Questo per quanto riguarda il film, che se l'argomento emigrazione, maternità, vita sotto dittatura, partenze, ritorni, ricerca delle radici, Sao Paulo amore mio e un'altra ventina che adesso mi sfuggono vi potrebbero interessare, io lo trovo molto ben fatto (Andrea fa la regista da una ventina d'anni e prima di andare a New York e poi venire in Olanda ha ricevuto molti premi per i suoi corti in Brasile, di cui vediamo alcuni frammenti).

Per me è molto strano vedere finalmente un suo film. Andrea ed io abbiamo vissuto dal 2000 al 2008 in due vie parallele e lei ha insegnato per me, per un periodo. Quindi sapevo dei suoi trascorsi registici, più di una volta abbiamo parlato di organizzare qualche proiezione tra amici per vedere i suoi lavori, poi ci siamo messe a figliare a intermittenza entrambe e la vita ci ha fagocitate.

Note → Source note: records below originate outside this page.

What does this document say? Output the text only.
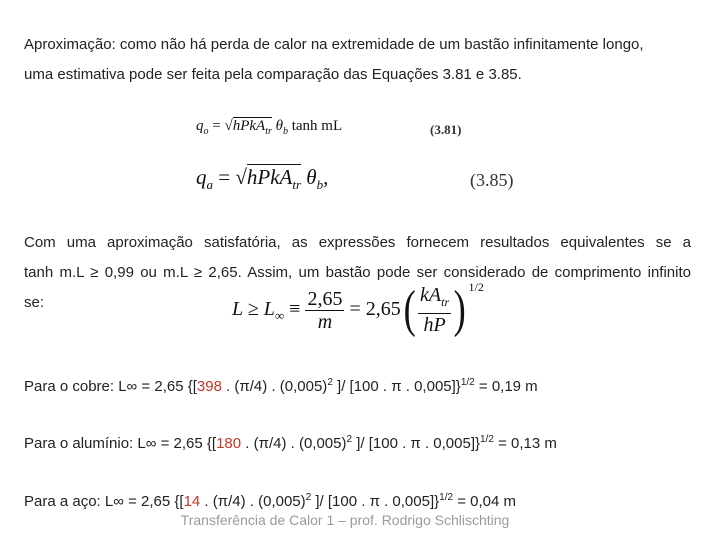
Aproximação: como não há perda de calor na extremidade de um bastão infinitamente longo,
uma estimativa pode ser feita pela comparação das Equações 3.81 e 3.85.
$q_o$ = √hPkA$_{tr}$ $\theta_b$ tanh mL	(3.81)
$q_a$ = √hPkA$_{tr}$ $\theta_b$,	(3.85)
Com uma aproximação satisfatória, as expressões fornecem resultados equivalentes se a
tanh m.L ≥ 0,99 ou m.L ≥ 2,65. Assim, um bastão pode ser considerado de comprimento infinito
se:	$L \ge L_\infty \equiv \frac{2,65}{m} = 2,65( \frac{kA_{tr}}{hP}$ ) $^{1/2}$
Para o cobre: L∞ = 2,65 {[398 . (π/4) . $(0,005)^2$ ]/ [100 . π . 0,005]}$^{1/2}$ = 0,19 m
Para o alumínio: L∞ = 2,65 {[180 . (π/4) . $(0,005)^2$ ]/ [100 . π . 0,005]}$^{1/2}$ = 0,13 m
Para a aço: L∞ = 2,65 {[14 . (π/4) . $(0,005)^2$ ]/ [100 . π . 0,005]}$^{1/2}$ = 0,04 m
Transferência de Calor 1 – prof. Rodrigo Schlischting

Di lei puoi certo dire, a prima vista, che è molto più prussiana che brasiliana nei modi di porsi, e adesso capisco anche che certi pregiudizi di tipo etnico (che mi sono pure laureata sulla loro rappresentazione a fini umoristici) veramente ce li portiamo dietro dal profondo e che i posti in cui viviamo e il piacere e lo sforzo che ci costa adattarsi a un nuovo ambiente non fanno altro che aggiungere nuovi strati.

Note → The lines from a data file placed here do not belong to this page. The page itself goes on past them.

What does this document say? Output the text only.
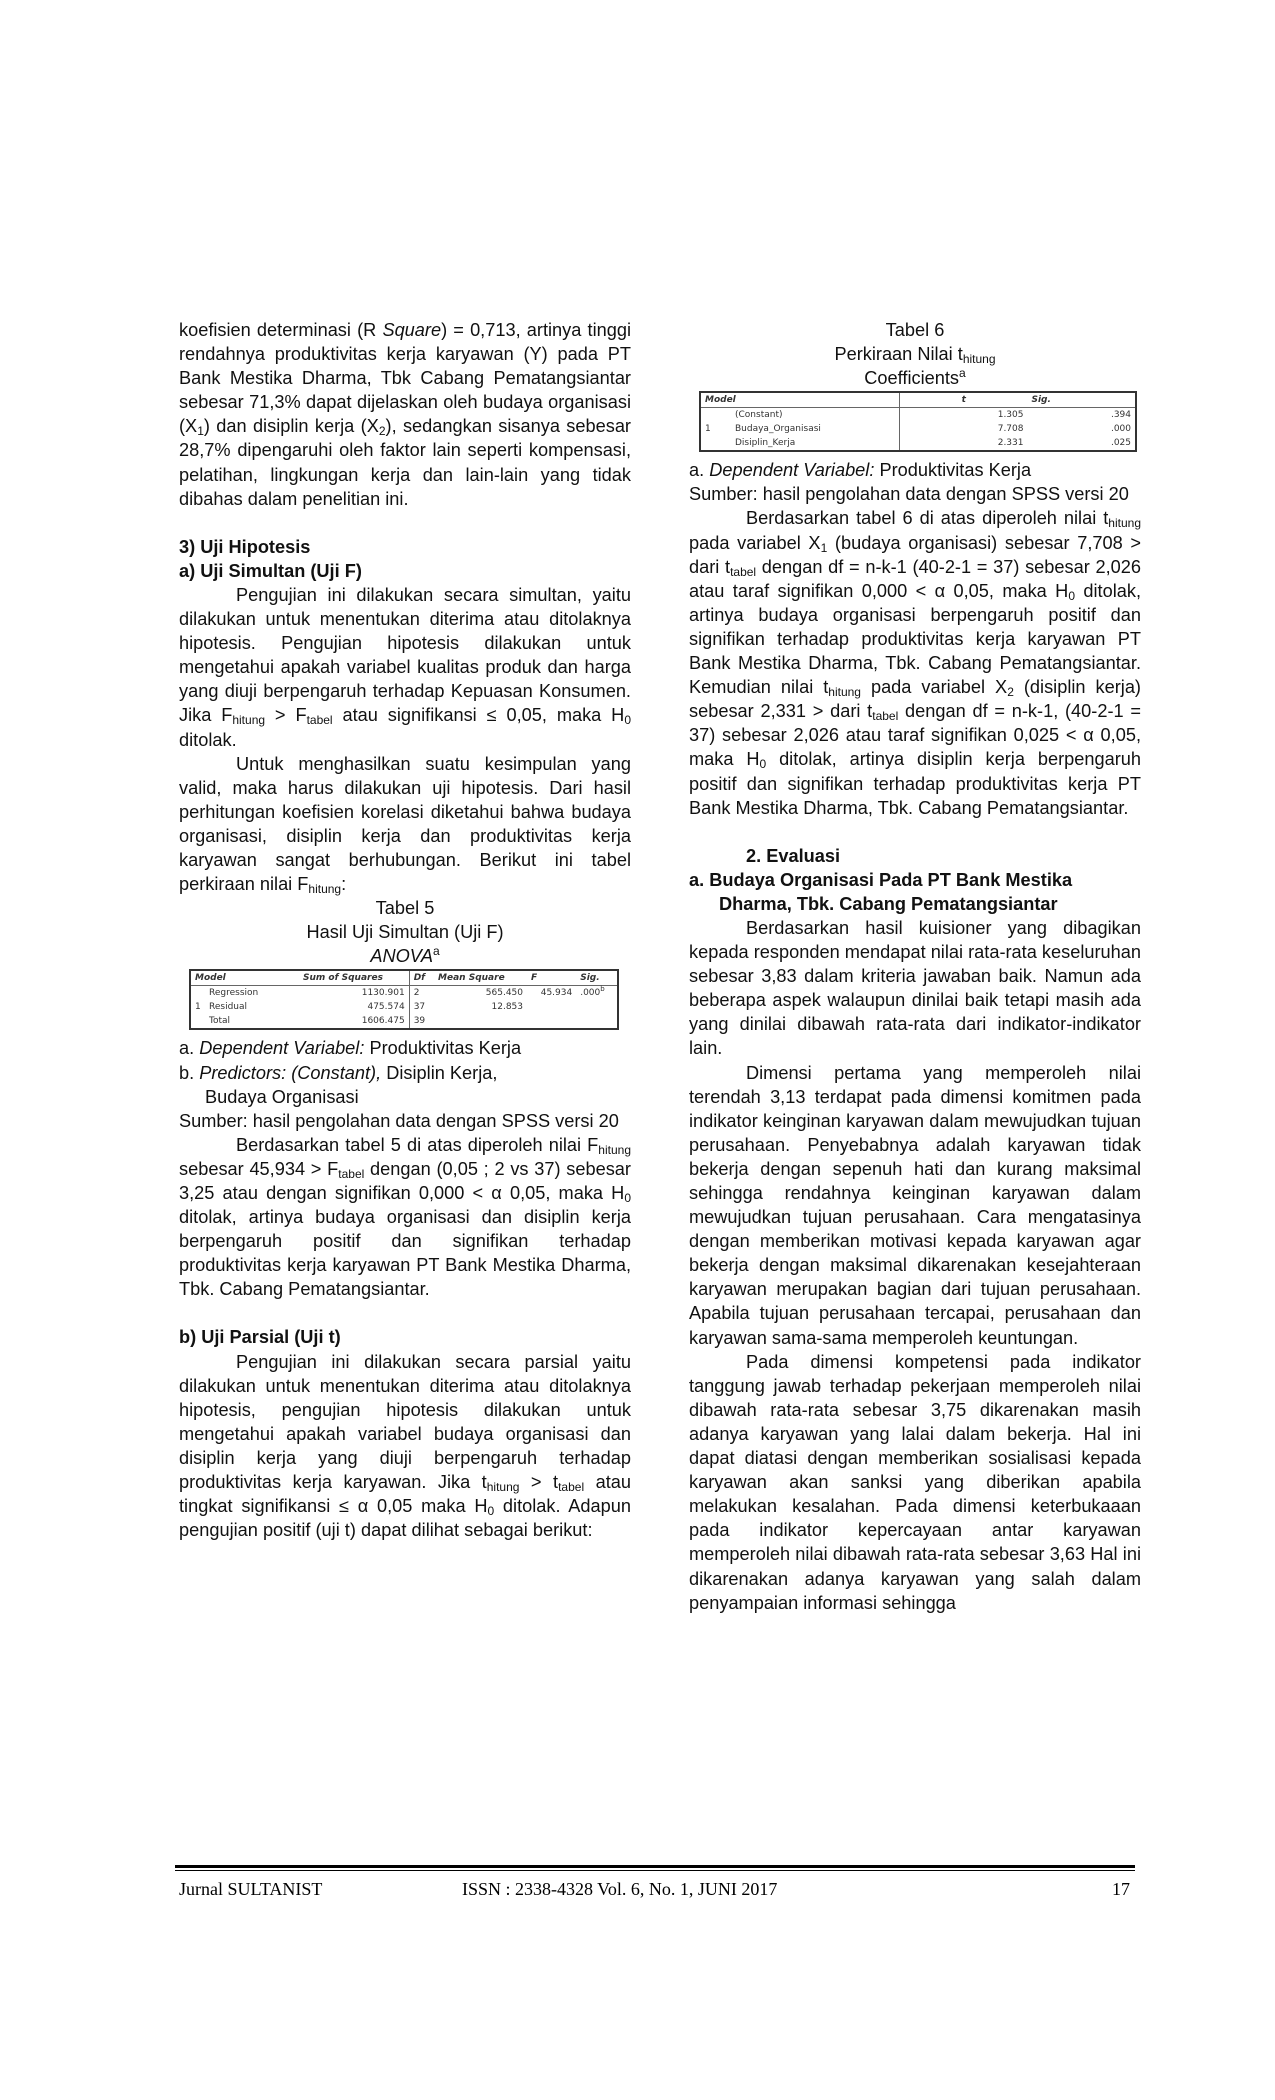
koefisien determinasi (R Square) = 0,713, artinya tinggi rendahnya produktivitas kerja karyawan (Y) pada PT Bank Mestika Dharma, Tbk Cabang Pematangsiantar sebesar 71,3% dapat dijelaskan oleh budaya organisasi $(X_1)$ dan disiplin kerja $(X_2)$, sedangkan sisanya sebesar 28,7% dipengaruhi oleh faktor lain seperti kompensasi, pelatihan, lingkungan kerja dan lain-lain yang tidak dibahas dalam penelitian ini.

3) Uji Hipotesis

a) Uji Simultan (Uji F)

Pengujian ini dilakukan secara simultan, yaitu dilakukan untuk menentukan diterima atau ditolaknya hipotesis. Pengujian hipotesis dilakukan untuk mengetahui apakah variabel kualitas produk dan harga yang diuji berpengaruh terhadap Kepuasan Konsumen. Jika $F_{hitung} > F_{tabel}$ atau signifikansi ≤ 0,05, maka $H_0$ ditolak.

Untuk menghasilkan suatu kesimpulan yang valid, maka harus dilakukan uji hipotesis. Dari hasil perhitungan koefisien korelasi diketahui bahwa budaya organisasi, disiplin kerja dan produktivitas kerja karyawan sangat berhubungan. Berikut ini tabel perkiraan nilai $F_{hitung}$:

Tabel 5

Hasil Uji Simultan (Uji F)

ANOVA$^a$

Model	Sum of Squares	Df	Mean Square	F	Sig.
Regression	1130.901	2	565.450	45.934	.000$^b$
1 Residual	475.574	37	12.853		
Total	1606.475	39			

a. Dependent Variabel: Produktivitas Kerja

b. Predictors: (Constant), Disiplin Kerja,

Budaya Organisasi

Sumber: hasil pengolahan data dengan SPSS versi 20

Berdasarkan tabel 5 di atas diperoleh nilai $F_{hitung}$ sebesar $45,934 > F_{tabel}$ dengan (0,05 ; 2 vs 37) sebesar 3,25 atau dengan signifikan 0,000 < α 0,05, maka $H_0$ ditolak, artinya budaya organisasi dan disiplin kerja berpengaruh positif dan signifikan terhadap produktivitas kerja karyawan PT Bank Mestika Dharma, Tbk. Cabang Pematangsiantar.

b) Uji Parsial (Uji t)

Pengujian ini dilakukan secara parsial yaitu dilakukan untuk menentukan diterima atau ditolaknya hipotesis, pengujian hipotesis dilakukan untuk mengetahui apakah variabel budaya organisasi dan disiplin kerja yang diuji berpengaruh terhadap produktivitas kerja karyawan. Jika $t_{hitung} > t_{tabel}$ atau tingkat signifikansi ≤ α 0,05 maka $H_0$ ditolak. Adapun pengujian positif (uji t) dapat dilihat sebagai berikut:

Tabel 6

Perkiraan Nilai $t_{hitung}$

Coefficients$^a$

Model	t	Sig.
(Constant)	1.305	.394
1 Budaya_Organisasi	7.708	.000
Disiplin_Kerja	2.331	.025

a. Dependent Variabel: Produktivitas Kerja

Sumber: hasil pengolahan data dengan SPSS versi 20

Berdasarkan tabel 6 di atas diperoleh nilai $t_{hitung}$ pada variabel $X_1$ (budaya organisasi) sebesar 7,708 > dari $t_{tabel}$ dengan df = n-k-1 (40-2-1 = 37) sebesar 2,026 atau taraf signifikan 0,000 < α 0,05, maka $H_0$ ditolak, artinya budaya organisasi berpengaruh positif dan signifikan terhadap produktivitas kerja karyawan PT Bank Mestika Dharma, Tbk. Cabang Pematangsiantar. Kemudian nilai $t_{hitung}$ pada variabel $X_2$ (disiplin kerja) sebesar 2,331 > dari $t_{tabel}$ dengan df = n-k-1, (40-2-1 = 37) sebesar 2,026 atau taraf signifikan 0,025 < α 0,05, maka $H_0$ ditolak, artinya disiplin kerja berpengaruh positif dan signifikan terhadap produktivitas kerja PT Bank Mestika Dharma, Tbk. Cabang Pematangsiantar.

2. Evaluasi

a. Budaya Organisasi Pada PT Bank Mestika

Dharma, Tbk. Cabang Pematangsiantar

Berdasarkan hasil kuisioner yang dibagikan kepada responden mendapat nilai rata-rata keseluruhan sebesar 3,83 dalam kriteria jawaban baik. Namun ada beberapa aspek walaupun dinilai baik tetapi masih ada yang dinilai dibawah rata-rata dari indikator-indikator lain.

Dimensi pertama yang memperoleh nilai terendah 3,13 terdapat pada dimensi komitmen pada indikator keinginan karyawan dalam mewujudkan tujuan perusahaan. Penyebabnya adalah karyawan tidak bekerja dengan sepenuh hati dan kurang maksimal sehingga rendahnya keinginan karyawan dalam mewujudkan tujuan perusahaan. Cara mengatasinya dengan memberikan motivasi kepada karyawan agar bekerja dengan maksimal dikarenakan kesejahteraan karyawan merupakan bagian dari tujuan perusahaan. Apabila tujuan perusahaan tercapai, perusahaan dan karyawan sama-sama memperoleh keuntungan.

Pada dimensi kompetensi pada indikator tanggung jawab terhadap pekerjaan memperoleh nilai dibawah rata-rata sebesar 3,75 dikarenakan masih adanya karyawan yang lalai dalam bekerja. Hal ini dapat diatasi dengan memberikan sosialisasi kepada karyawan akan sanksi yang diberikan apabila melakukan kesalahan. Pada dimensi keterbukaaan pada indikator kepercayaan antar karyawan memperoleh nilai dibawah rata-rata sebesar 3,63 Hal ini dikarenakan adanya karyawan yang salah dalam penyampaian informasi sehingga

Jurnal SULTANIST	ISSN : 2338-4328 Vol. 6, No. 1, JUNI 2017	17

Quello che ho pensato - e le ho poi detto - è che in fondo lei ha fatto il film del mio prossimo libro. Che dopo aver tirato fuori qualcosina del mio coté paterno, ho subito pensato che prima o poi devo fare qualcosa anche con questa strana dinastia materna che mi ritrovo. E che assomiglia per certi versi alla sua nel senso del punto di partenza delle domande. Poi se iniziassi a farle io queste domande, le risposte ci porterebbero da tutt' altra parte, però è bello sentirsi riconfermare volta per volta che ci facciamo tutti le stesse domande e che il bello della vita è darci, come possiamo, al meglio o al peggio che le circostanze e la vita ci offrono, di darci ognuno delle risposte plausibili per sé.

Potete vederlo ancora oggi e dopodomani a Rotterdam:
Sala giorno ora
Cinerama 5 Tue 02 Feb 14:30 Tickets
Lantaren 2 Thu 04 Feb 20:15 Tickets

1 commento:

supermambanana ha detto...

chissa' se riusciamo a vederlo da queste parti, mi pare una bella cosa. Che io poi mi intrigo in queste storie, che mi chiedo sempre come deve essere sentire questo senso di appartenenza a qualcosa, a una terra, a una famiglia, io che vagolo come un monade capitato sulla terra per caso, che son convinta che a parte figli e marito, che sono la mia famiglia vera, tutto il resto, italia, genitori, parenti, e' piu' che altro un accidente del caso. E vabbe, un giorno o l'altro avro' il tempo di analizzare la cosa.